Senate Finance Committee Chairman Orrin Hatch and ranking member Ron Wyden have yet to weigh in on the House IRS bills. Wyden said he may speak with Hatch about the measures at their weekly Wednesday meeting. The last time Congress restructured the IRS was in 1998.
But what the new House effort doesn’t have is additional funding to implement the new mandates. Brady said the agency doesn’t necessarily need the money and that the bills are about redesigning and refocusing where the agency “should have been all along.”
“Here we’re really talking about refocusing on taxpayer service; that should have been the No. 1 priority,” Brady told reporters Monday, before the IT crash. “And we also think they can make far better use of the millions of dollars for IT that’s crucial to protecting taxpayers’ private information as well.”
Indeed, lawmakers have pushed to require the IRS to deliver periodic progress reports on its embattled information-technology system.
Last month’s omnibus spending bill did see a slight boost in IRS funding, allocating a one-time, $320 million increase to help the agency implement last year’s tax overhaul. But funding for the agency has declined by $900 million annually since 2010, and service levels have dropped correspondingly.
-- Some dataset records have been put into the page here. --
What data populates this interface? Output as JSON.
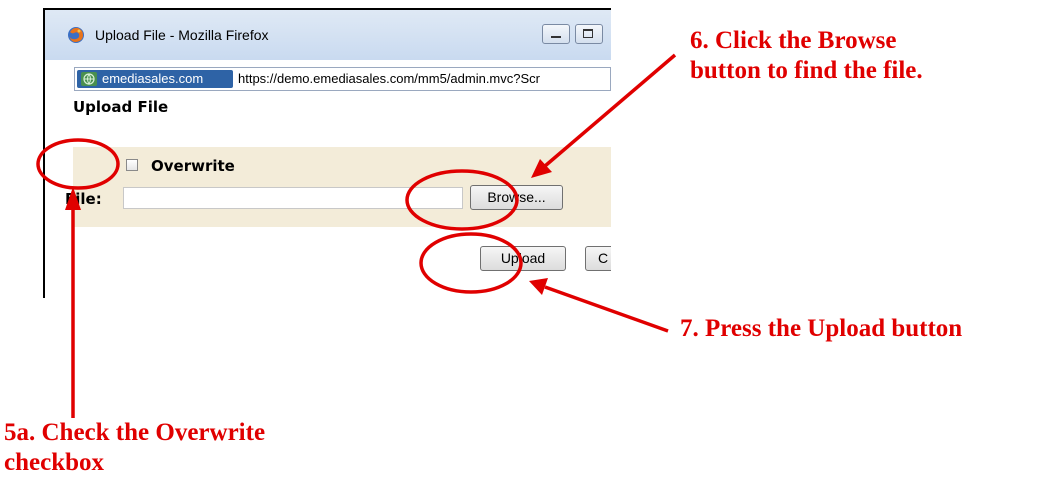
{
  "window": {
    "title": "Upload File - Mozilla Firefox",
    "site_identity": "emediasales.com",
    "url": "https://demo.emediasales.com/mm5/admin.mvc?Scr"
  },
  "dialog": {
    "heading": "Upload File",
    "overwrite_label": "Overwrite",
    "overwrite_checked": false,
    "file_label": "File:",
    "file_value": "",
    "browse_label": "Browse...",
    "upload_label": "Upload",
    "cancel_label": "C"
  },
  "annotations": {
    "step6_line1": "6. Click the Browse",
    "step6_line2": "button to find the file.",
    "step7": "7. Press the Upload button",
    "step5a_line1": "5a. Check the Overwrite",
    "step5a_line2": "checkbox"
  },
  "colors": {
    "annotation": "#e00000",
    "panel": "#f3ecd9",
    "site_chip": "#2e63a6"
  },
  "icons": [
    "firefox-icon",
    "globe-icon",
    "minimize-icon",
    "maximize-icon"
  ]
}
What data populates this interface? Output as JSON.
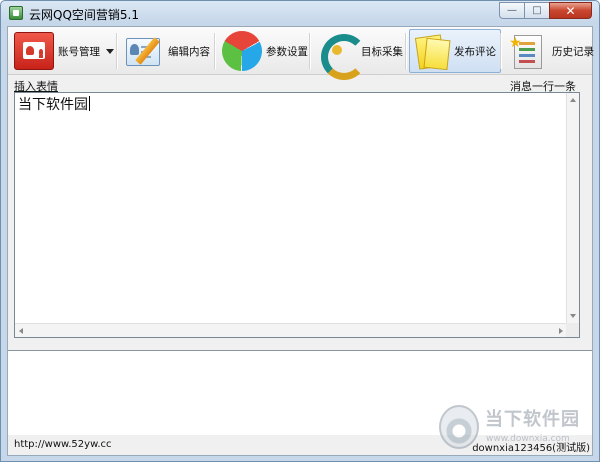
{
  "window": {
    "title": "云网QQ空间营销5.1",
    "controls": {
      "minimize": "—",
      "maximize": "□",
      "close": "✕"
    }
  },
  "toolbar": {
    "items": [
      {
        "label": "账号管理",
        "icon": "account-card-icon",
        "has_dropdown": true
      },
      {
        "label": "编辑内容",
        "icon": "edit-content-icon"
      },
      {
        "label": "参数设置",
        "icon": "pie-chart-icon"
      },
      {
        "label": "目标采集",
        "icon": "refresh-target-icon"
      },
      {
        "label": "发布评论",
        "icon": "sticky-notes-icon",
        "pressed": true
      },
      {
        "label": "历史记录",
        "icon": "history-list-icon"
      }
    ]
  },
  "editor": {
    "insert_emoji_link": "插入表情",
    "hint": "消息一行一条",
    "content": "当下软件园"
  },
  "status": {
    "left": "http://www.52yw.cc",
    "right": "downxia123456(测试版)"
  },
  "watermark": {
    "title": "当下软件园",
    "url": "www.downxia.com"
  },
  "colors": {
    "title_bar": "#c6d7ea",
    "close_button": "#c9462f",
    "pressed_button": "#cfe0f3"
  }
}
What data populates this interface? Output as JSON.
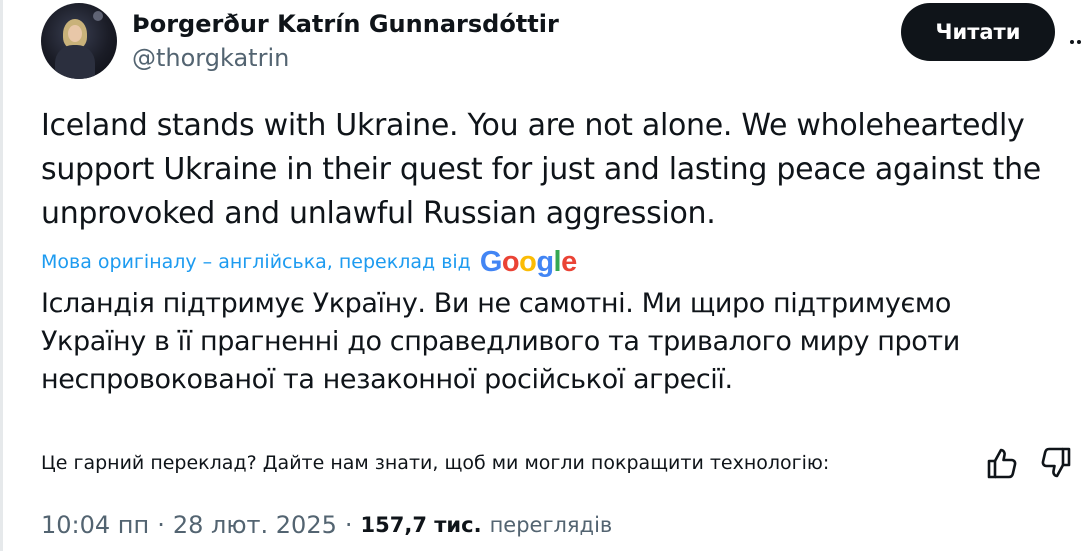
{
  "author": {
    "display_name": "Þorgerður Katrín Gunnarsdóttir",
    "handle": "@thorgkatrin"
  },
  "follow_button_label": "Читати",
  "tweet": {
    "original_text": "Iceland stands with Ukraine. You are not alone. We wholeheartedly support Ukraine in their quest for just and lasting peace against the unprovoked and unlawful Russian aggression.",
    "translation_note": "Мова оригіналу – англійська, переклад від",
    "translation_provider": "Google",
    "translated_text": "Ісландія підтримує Україну. Ви не самотні. Ми щиро підтримуємо Україну в її прагненні до справедливого та тривалого миру проти неспровокованої та незаконної російської агресії."
  },
  "feedback": {
    "prompt": "Це гарний переклад? Дайте нам знати, щоб ми могли покращити технологію:"
  },
  "meta": {
    "time": "10:04 пп",
    "separator": "·",
    "date": "28 лют. 2025",
    "views_count": "157,7 тис.",
    "views_label": "переглядів"
  },
  "colors": {
    "text": "#0f1419",
    "secondary": "#536471",
    "link": "#1d9bf0",
    "button": "#0f1419"
  },
  "icons": [
    "thumbs-up-icon",
    "thumbs-down-icon",
    "more-icon",
    "google-logo"
  ]
}
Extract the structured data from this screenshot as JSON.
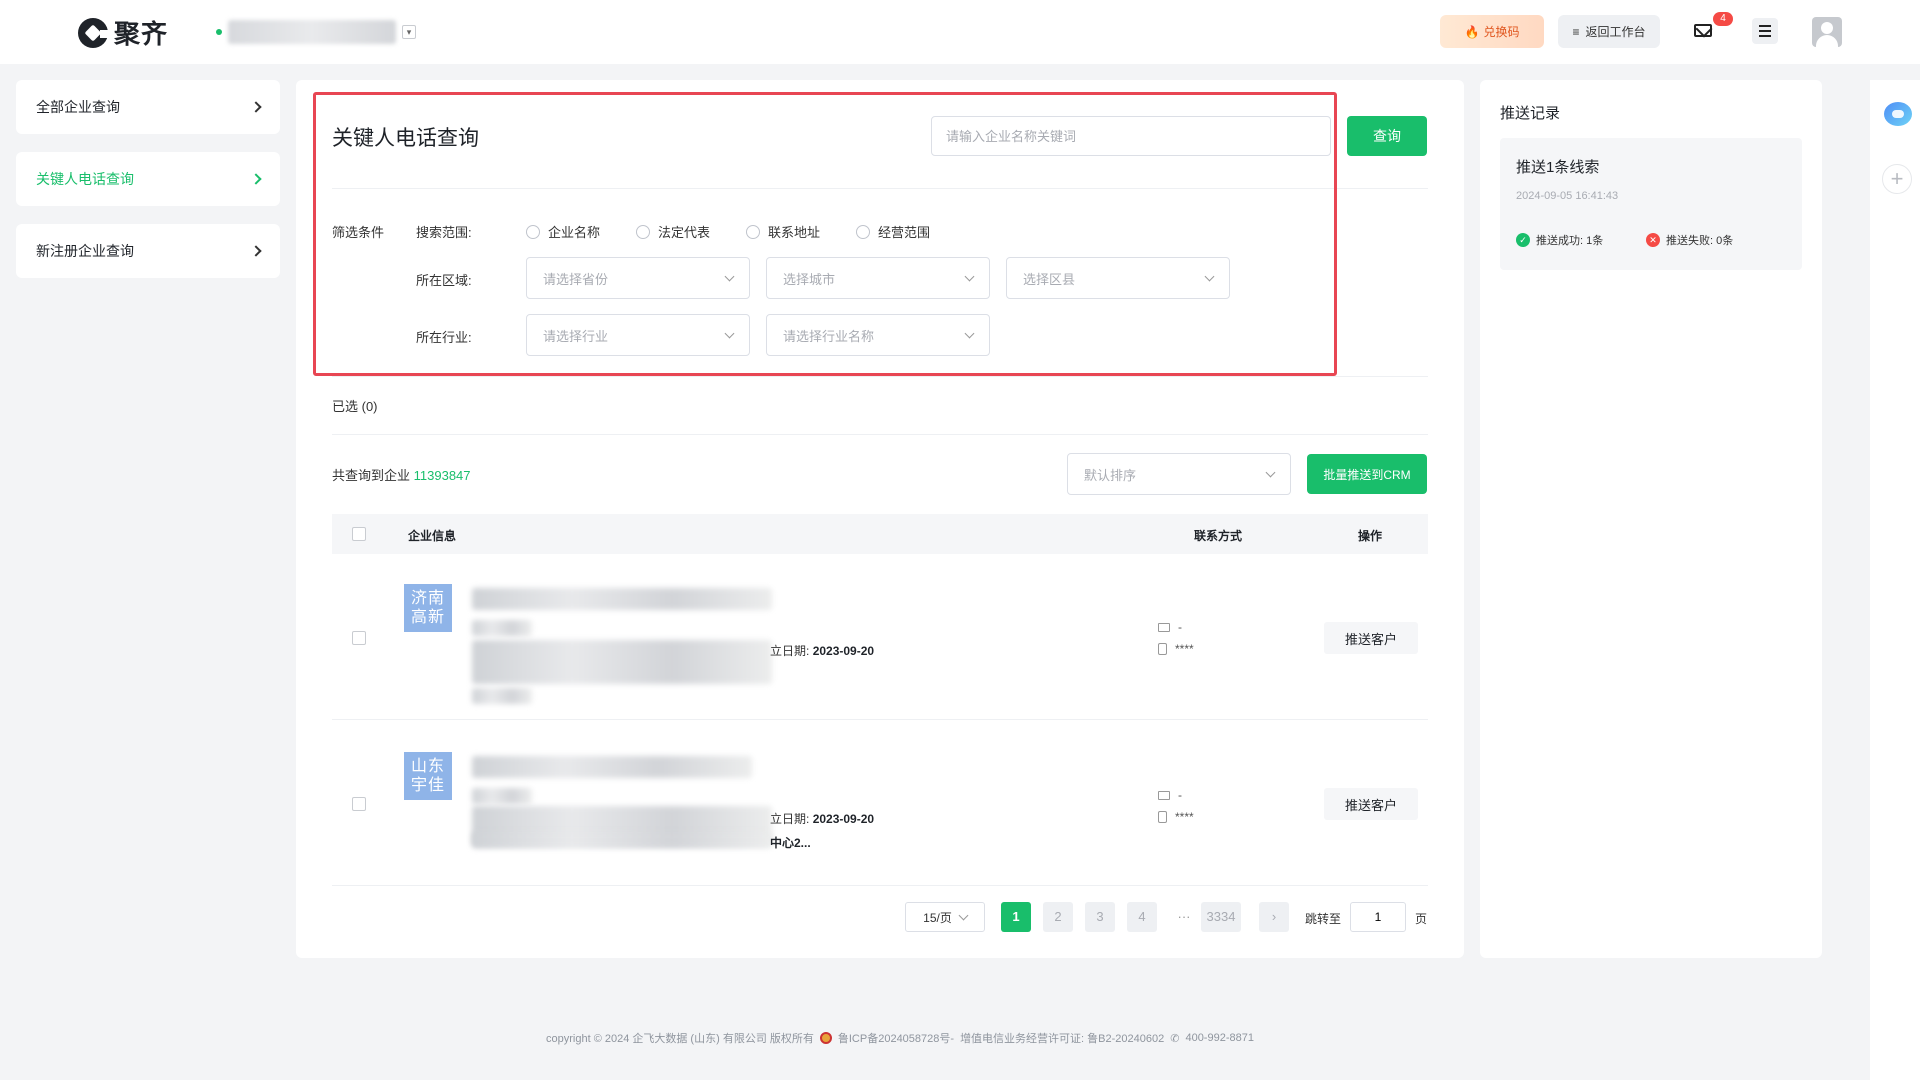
{
  "brand": {
    "name": "聚齐"
  },
  "org": {
    "prefix": "•"
  },
  "header": {
    "redeem_label": "兑换码",
    "back_label": "返回工作台",
    "mail_badge": "4"
  },
  "sidebar": {
    "items": [
      {
        "label": "全部企业查询",
        "active": false
      },
      {
        "label": "关键人电话查询",
        "active": true
      },
      {
        "label": "新注册企业查询",
        "active": false
      }
    ]
  },
  "main": {
    "title": "关键人电话查询",
    "search_placeholder": "请输入企业名称关键词",
    "query_label": "查询",
    "filter_label": "筛选条件",
    "scope_label": "搜索范围:",
    "scope_options": [
      "企业名称",
      "法定代表",
      "联系地址",
      "经营范围"
    ],
    "region_label": "所在区域:",
    "province_placeholder": "请选择省份",
    "city_placeholder": "选择城市",
    "district_placeholder": "选择区县",
    "industry_label": "所在行业:",
    "industry_placeholder": "请选择行业",
    "industry_name_placeholder": "请选择行业名称",
    "selected_text": "已选 (0)",
    "total_prefix": "共查询到企业",
    "total_count": "11393847",
    "sort_placeholder": "默认排序",
    "bulk_label": "批量推送到CRM",
    "columns": {
      "company": "企业信息",
      "contact": "联系方式",
      "action": "操作"
    },
    "rows": [
      {
        "tag": "济南高新",
        "date_label": "立日期:",
        "date_value": "2023-09-20",
        "email": "-",
        "phone": "****",
        "action": "推送客户",
        "addr": ""
      },
      {
        "tag": "山东宇佳",
        "date_label": "立日期:",
        "date_value": "2023-09-20",
        "email": "-",
        "phone": "****",
        "action": "推送客户",
        "addr": "中心2..."
      }
    ],
    "pagination": {
      "page_size": "15/页",
      "pages": [
        "1",
        "2",
        "3",
        "4"
      ],
      "ellipsis": "···",
      "last_page": "3334",
      "next": "›",
      "jump_label": "跳转至",
      "jump_value": "1",
      "page_suffix": "页"
    }
  },
  "push_panel": {
    "title": "推送记录",
    "card_title": "推送1条线索",
    "time": "2024-09-05 16:41:43",
    "success": "推送成功: 1条",
    "fail": "推送失败: 0条"
  },
  "footer": {
    "copyright": "copyright © 2024 企飞大数据 (山东) 有限公司 版权所有",
    "icp": "鲁ICP备2024058728号-",
    "license": "增值电信业务经营许可证: 鲁B2-20240602",
    "phone": "400-992-8871"
  },
  "colors": {
    "accent": "#19be6b",
    "highlight": "#e84653",
    "tag": "#8fb4e8"
  }
}
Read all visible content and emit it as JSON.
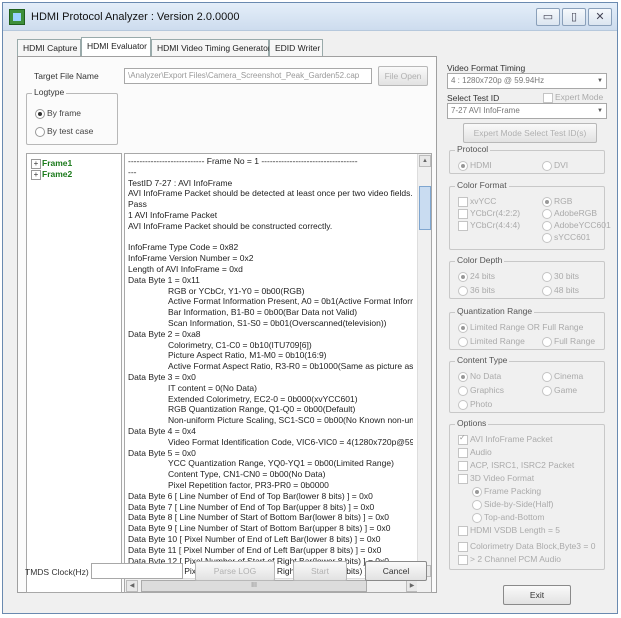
{
  "window": {
    "title": "HDMI Protocol Analyzer : Version  2.0.0000",
    "controls": [
      "▭",
      "▯",
      "✕"
    ]
  },
  "tabs": [
    {
      "label": "HDMI Capture"
    },
    {
      "label": "HDMI Evaluator",
      "active": true
    },
    {
      "label": "HDMI Video Timing Generator"
    },
    {
      "label": "EDID Writer"
    }
  ],
  "target_file": {
    "label": "Target File Name",
    "value": "\\Analyzer\\Export Files\\Camera_Screenshot_Peak_Garden52.cap",
    "button": "File Open"
  },
  "logtype": {
    "title": "Logtype",
    "options": [
      {
        "label": "By frame",
        "checked": true
      },
      {
        "label": "By test case",
        "checked": false
      }
    ]
  },
  "tree": {
    "items": [
      "Frame1",
      "Frame2"
    ]
  },
  "log": {
    "lines": [
      {
        "text": "--------------------------- Frame No = 1 ----------------------------------",
        "indent": 0
      },
      {
        "text": "---",
        "indent": 0
      },
      {
        "text": "TestID 7-27 : AVI InfoFrame",
        "indent": 0
      },
      {
        "text": "AVI InfoFrame Packet should be detected at least once per two video fields.",
        "indent": 0
      },
      {
        "text": "Pass",
        "indent": 0
      },
      {
        "text": "1 AVI InfoFrame Packet",
        "indent": 0
      },
      {
        "text": "AVI InfoFrame Packet should be constructed correctly.",
        "indent": 0
      },
      {
        "text": "",
        "indent": 0
      },
      {
        "text": "InfoFrame Type Code = 0x82",
        "indent": 0
      },
      {
        "text": "InfoFrame Version Number = 0x2",
        "indent": 0
      },
      {
        "text": "Length of AVI InfoFrame = 0xd",
        "indent": 0
      },
      {
        "text": "Data Byte 1 = 0x11",
        "indent": 0
      },
      {
        "text": "RGB or YCbCr, Y1-Y0 = 0b00(RGB)",
        "indent": 1
      },
      {
        "text": "Active Format Information Present, A0 = 0b1(Active Format Informati",
        "indent": 1
      },
      {
        "text": "Bar Information, B1-B0 = 0b00(Bar Data not Valid)",
        "indent": 1
      },
      {
        "text": "Scan Information, S1-S0 = 0b01(Overscanned(television))",
        "indent": 1
      },
      {
        "text": "Data Byte 2 = 0xa8",
        "indent": 0
      },
      {
        "text": "Colorimetry, C1-C0 = 0b10(ITU709[6])",
        "indent": 1
      },
      {
        "text": "Picture Aspect Ratio, M1-M0 = 0b10(16:9)",
        "indent": 1
      },
      {
        "text": "Active Format Aspect Ratio, R3-R0 = 0b1000(Same as picture asp",
        "indent": 1
      },
      {
        "text": "Data Byte 3 = 0x0",
        "indent": 0
      },
      {
        "text": "IT content = 0(No Data)",
        "indent": 1
      },
      {
        "text": "Extended Colorimetry, EC2-0 = 0b000(xvYCC601)",
        "indent": 1
      },
      {
        "text": "RGB Quantization Range, Q1-Q0 = 0b00(Default)",
        "indent": 1
      },
      {
        "text": "Non-uniform Picture Scaling, SC1-SC0 = 0b00(No Known non-unif",
        "indent": 1
      },
      {
        "text": "Data Byte 4 = 0x4",
        "indent": 0
      },
      {
        "text": "Video Format Identification Code, VIC6-VIC0 = 4(1280x720p@59.9",
        "indent": 1
      },
      {
        "text": "Data Byte 5 = 0x0",
        "indent": 0
      },
      {
        "text": "YCC Quantization Range, YQ0-YQ1 = 0b00(Limited Range)",
        "indent": 1
      },
      {
        "text": "Content Type, CN1-CN0 = 0b00(No Data)",
        "indent": 1
      },
      {
        "text": "Pixel Repetition factor, PR3-PR0 = 0b0000",
        "indent": 1
      },
      {
        "text": "Data Byte  6 [ Line Number of End of Top Bar(lower 8 bits) ] = 0x0",
        "indent": 0
      },
      {
        "text": "Data Byte  7 [ Line Number of End of Top Bar(upper 8 bits) ] = 0x0",
        "indent": 0
      },
      {
        "text": "Data Byte  8 [ Line Number of Start of Bottom Bar(lower 8 bits) ] = 0x0",
        "indent": 0
      },
      {
        "text": "Data Byte  9 [ Line Number of Start of Bottom Bar(upper 8 bits) ] = 0x0",
        "indent": 0
      },
      {
        "text": "Data Byte 10 [ Pixel Number of End of Left Bar(lower 8 bits) ] = 0x0",
        "indent": 0
      },
      {
        "text": "Data Byte 11 [ Pixel Number of End of Left Bar(upper 8 bits) ] = 0x0",
        "indent": 0
      },
      {
        "text": "Data Byte 12 [ Pixel Number of Start of Right Bar(lower 8 bits) ] = 0x0",
        "indent": 0
      },
      {
        "text": "Data Byte 13 [ Pixel Number of Start of Right Bar(upper 8 bits) ] = 0x0",
        "indent": 0
      }
    ],
    "hscroll_label": "III"
  },
  "bottom": {
    "tmds_label": "TMDS Clock(Hz)",
    "tmds_value": "",
    "parse_log": "Parse LOG",
    "start": "Start",
    "cancel": "Cancel"
  },
  "right": {
    "video_format_timing": {
      "label": "Video Format Timing",
      "value": "4 : 1280x720p @ 59.94Hz"
    },
    "select_test_id": {
      "label": "Select Test ID",
      "expert_mode": "Expert Mode",
      "value": "7-27 AVI InfoFrame",
      "expert_button": "Expert Mode Select Test ID(s)"
    },
    "protocol": {
      "title": "Protocol",
      "options": [
        {
          "label": "HDMI",
          "checked": true
        },
        {
          "label": "DVI",
          "checked": false
        }
      ]
    },
    "color_format": {
      "title": "Color Format",
      "left": [
        {
          "label": "xvYCC",
          "type": "check"
        },
        {
          "label": "YCbCr(4:2:2)",
          "type": "check"
        },
        {
          "label": "YCbCr(4:4:4)",
          "type": "check"
        }
      ],
      "right": [
        {
          "label": "RGB",
          "checked": true
        },
        {
          "label": "AdobeRGB",
          "checked": false
        },
        {
          "label": "AdobeYCC601",
          "checked": false
        },
        {
          "label": "sYCC601",
          "checked": false
        }
      ]
    },
    "color_depth": {
      "title": "Color Depth",
      "options": [
        {
          "label": "24 bits",
          "checked": true
        },
        {
          "label": "30 bits",
          "checked": false
        },
        {
          "label": "36 bits",
          "checked": false
        },
        {
          "label": "48 bits",
          "checked": false
        }
      ]
    },
    "quantization_range": {
      "title": "Quantization Range",
      "options": [
        {
          "label": "Limited Range OR Full Range",
          "checked": true
        },
        {
          "label": "Limited Range",
          "checked": false
        },
        {
          "label": "Full Range",
          "checked": false
        }
      ]
    },
    "content_type": {
      "title": "Content Type",
      "options": [
        {
          "label": "No Data",
          "checked": true
        },
        {
          "label": "Cinema",
          "checked": false
        },
        {
          "label": "Graphics",
          "checked": false
        },
        {
          "label": "Game",
          "checked": false
        },
        {
          "label": "Photo",
          "checked": false
        }
      ]
    },
    "options": {
      "title": "Options",
      "items": [
        {
          "label": "AVI InfoFrame Packet",
          "checked": true
        },
        {
          "label": "Audio",
          "checked": false
        },
        {
          "label": "ACP, ISRC1, ISRC2 Packet",
          "checked": false
        },
        {
          "label": "3D Video Format",
          "checked": false
        }
      ],
      "format_3d": [
        {
          "label": "Frame Packing",
          "checked": true
        },
        {
          "label": "Side-by-Side(Half)",
          "checked": false
        },
        {
          "label": "Top-and-Bottom",
          "checked": false
        }
      ],
      "more": [
        {
          "label": "HDMI VSDB Length = 5",
          "checked": false
        },
        {
          "label": "Colorimetry Data Block,Byte3 = 0",
          "checked": false
        },
        {
          "label": "> 2 Channel PCM Audio",
          "checked": false
        }
      ]
    },
    "exit": "Exit"
  }
}
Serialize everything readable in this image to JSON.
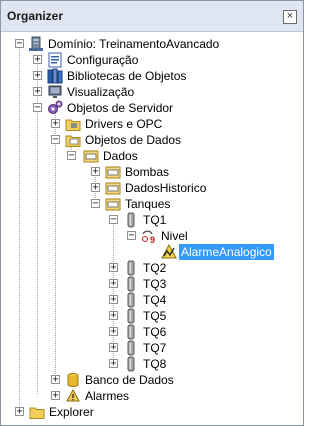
{
  "panel": {
    "title": "Organizer",
    "close": "×"
  },
  "tree": {
    "root": "Domínio: TreinamentoAvancado",
    "configuracao": "Configuração",
    "bibliotecas": "Bibliotecas de Objetos",
    "visualizacao": "Visualização",
    "servidor": "Objetos de Servidor",
    "drivers": "Drivers e OPC",
    "dados_obj": "Objetos de Dados",
    "dados": "Dados",
    "bombas": "Bombas",
    "dadoshist": "DadosHistorico",
    "tanques": "Tanques",
    "tq1": "TQ1",
    "nivel": "Nivel",
    "alarme_analogico": "AlarmeAnalogico",
    "tq2": "TQ2",
    "tq3": "TQ3",
    "tq4": "TQ4",
    "tq5": "TQ5",
    "tq6": "TQ6",
    "tq7": "TQ7",
    "tq8": "TQ8",
    "banco": "Banco de Dados",
    "alarmes": "Alarmes",
    "explorer": "Explorer"
  },
  "colors": {
    "selection": "#3399ff",
    "titlebar": "#dfe6f1"
  }
}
Critics of the decline in funding have linked the crash with the drop in appropriations spending for the agency.
“As of right now we don’t know what has caused the system failure,” Wyden said Tuesday. “But I will tell you the lack of Republican funding for the IRS to serve taxpayers is only going to compound the issue.”
Problems with IT systems have been a perennial challenge for the IRS. Congressional testimony by a member of the Treasury inspector general’s office last year noted that the agency was in dire need of replacing its aging computer infrastructure and in some cases relied on software that was decades old.
“In its FY 2016 President’s Budget Request, the IRS noted that its information-technology infrastructure poses significant risk of failures, although it is unknown when these failures will occur, how severe they will be, or whether they will have material impacts on tax administration during the filing season,” Danny Verneuille, assistant inspector general for audit security and information-technology services, wrote last October as part of his testimony.
Verneuille also noted that development of the secure-account-system project—which would be mandated by the recent bills—was “significantly delayed” because of funding and staffing concerns.
“IT is a continuing concern,” said Mark Everson, a former IRS commissioner and current vice chairman of Alliantgroup. “It is for all financial and government entities, and you need to be worrying both on the security side and also on the automation side. That runs as much as to the other imperative, that Congress provide adequate funding to the service.”